Let me start with clinical outcomes. We always put that first because it must come first. We are first and foremost a caregiving company, serving more than 125,000 patients. First, with respect to adequacy, which is essentially how well we are doing in removing toxins from our patients' blood, this past quarter, 96% of our hemodialysis patients had a Kt/V greater than 1.2. Second, with respect to vascular access, 67% of our patients have fistulas, which is the preferred form of vascular access.
Third, with respect to anemia management, physicians have managed 73% of our patients to hemoglobin levels between 10 g/dL and 12 g/dL over the last three months. For these and virtually all other clinical measures, our patient outcomes compare very favorable to the national averages. And this quality care not only results in healthier patients, but also drives reductions in hospitalizations and surgical procedures and therefore, drives significant savings to the U.S. taxpayer.
Next, a few words about our recently announced acquisition of DSI. As always, we have received some questions about the price and expected return.

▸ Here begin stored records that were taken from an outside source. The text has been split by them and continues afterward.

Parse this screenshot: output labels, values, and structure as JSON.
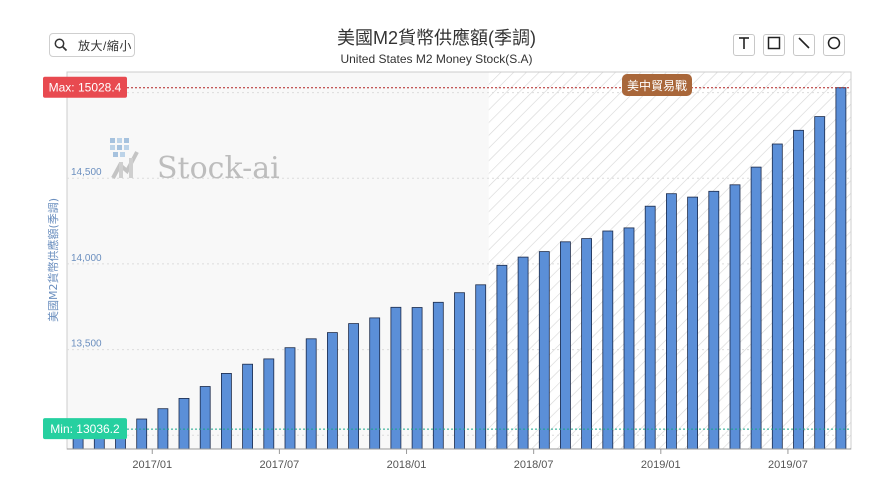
{
  "toolbar": {
    "zoom_label": "放大/縮小",
    "tools": [
      {
        "name": "text-tool-button",
        "icon": "text-icon"
      },
      {
        "name": "rectangle-tool-button",
        "icon": "rectangle-icon"
      },
      {
        "name": "line-tool-button",
        "icon": "line-icon"
      },
      {
        "name": "circle-tool-button",
        "icon": "circle-icon"
      }
    ]
  },
  "colors": {
    "bar": "#5b8fd8",
    "bar_border": "#1b2a4a",
    "max_badge": "#e84a50",
    "min_badge": "#26d0a0",
    "event_badge": "#a9673a",
    "axis_text": "#6b8fbf"
  },
  "watermark": "Stock-ai",
  "chart_data": {
    "type": "bar",
    "title": "美國M2貨幣供應額(季調)",
    "subtitle": "United States M2 Money Stock(S.A)",
    "ylabel": "美國M2貨幣供應額(季調)",
    "xlabel": "",
    "ylim": [
      12920,
      15120
    ],
    "yticks": [
      13000,
      13500,
      14000,
      14500,
      15000
    ],
    "ytick_labels": [
      "13,000",
      "13,500",
      "14,000",
      "14,500",
      "15,000"
    ],
    "xtick_labels": [
      "2017/01",
      "2017/07",
      "2018/01",
      "2018/07",
      "2019/01",
      "2019/07"
    ],
    "xtick_after_bar_index": [
      4,
      10,
      16,
      22,
      28,
      34
    ],
    "grid": true,
    "max": {
      "label": "Max: 15028.4",
      "value": 15028.4
    },
    "min": {
      "label": "Min: 13036.2",
      "value": 13036.2
    },
    "event": {
      "label": "美中貿易戰",
      "start_index": 20
    },
    "values": [
      13036.2,
      13048,
      13073,
      13095,
      13155,
      13215,
      13285,
      13361,
      13415,
      13446,
      13511,
      13563,
      13599,
      13652,
      13685,
      13747,
      13746,
      13776,
      13832,
      13878,
      13992,
      14040,
      14072,
      14129,
      14148,
      14192,
      14210,
      14337,
      14410,
      14390,
      14424,
      14462,
      14565,
      14700,
      14780,
      14860,
      15028.4
    ]
  }
}
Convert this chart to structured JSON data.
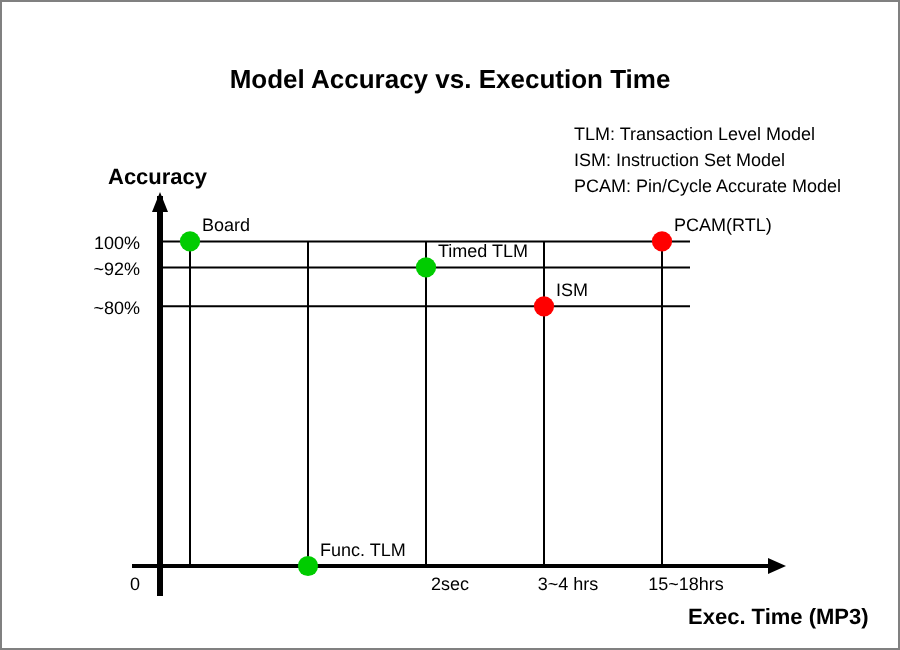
{
  "chart_data": {
    "type": "scatter",
    "title": "Model Accuracy vs. Execution Time",
    "xlabel": "Exec. Time (MP3)",
    "ylabel": "Accuracy",
    "categories": [
      null,
      null,
      "2sec",
      "3~4 hrs",
      "15~18hrs"
    ],
    "series": [
      {
        "name": "Board",
        "color": "#00cc00",
        "values": [
          100,
          null,
          null,
          null,
          null
        ]
      },
      {
        "name": "Func. TLM",
        "color": "#00cc00",
        "values": [
          null,
          0,
          null,
          null,
          null
        ]
      },
      {
        "name": "Timed TLM",
        "color": "#00cc00",
        "values": [
          null,
          null,
          92,
          null,
          null
        ]
      },
      {
        "name": "ISM",
        "color": "#ff0000",
        "values": [
          null,
          null,
          null,
          80,
          null
        ]
      },
      {
        "name": "PCAM(RTL)",
        "color": "#ff0000",
        "values": [
          null,
          null,
          null,
          null,
          100
        ]
      }
    ],
    "ylim": [
      0,
      114
    ],
    "yticks": [
      {
        "value": 0,
        "label": "0"
      },
      {
        "value": 80,
        "label": "~80%"
      },
      {
        "value": 92,
        "label": "~92%"
      },
      {
        "value": 100,
        "label": "100%"
      }
    ],
    "grid": true,
    "marker": "circle",
    "annotations": [
      "TLM: Transaction Level Model",
      "ISM: Instruction Set Model",
      "PCAM: Pin/Cycle Accurate Model"
    ]
  }
}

The short answer is that there is a high probability that we will earn a satisfactory return when we apply the same return on capital discipline to this transaction as we have to the many, many large and small acquisitions we've done over the past 11 years. And one distinctive feature of this asset is that it has some particularly attractive geographies and physician group affiliations as well as many, many excellent caregivers and other employees. And we are very excited that we're going to be able to offer our much broader range of integrated services to these wonderful centers, improving clinical outcomes, improving service offerings to patients and physicians and reducing the overall cost of care for payers.
As you know, this transaction is subject to antitrust review. We will have to divest a fair number of centers. We are already seeing strong demand for whatever divestitures we will make, and we're even contacted by a number of potential buyers. There will be minimal operating income impact from this deal in 2011 because the transaction is likely to close in the second half of the year. And we will, of course, incur some transaction and integration costs in the first few quarters post close, and it will take some time to achieve the ultimate synergies.
Next subject is bundling. As of January 1, we are in the bundle as most of you know. You will also recall that we are being subjected to an annual cut of approximately $140 million in Medicare reimbursement for our 2010. We are working hard to fill this gap and are making solid progress. There are still also a few uncertainties under the new reimbursement itself. We do not yet know how the clinical changes that physicians are implementing will play out across our entire patient population. We will not receive our first payments for a couple more weeks, and we continue to have to work on being able to identify and capture case mix and outlier adjusters. This is one of the frustrating exceptions to the otherwise collaborative process we have had with CMS in implementing the bundle.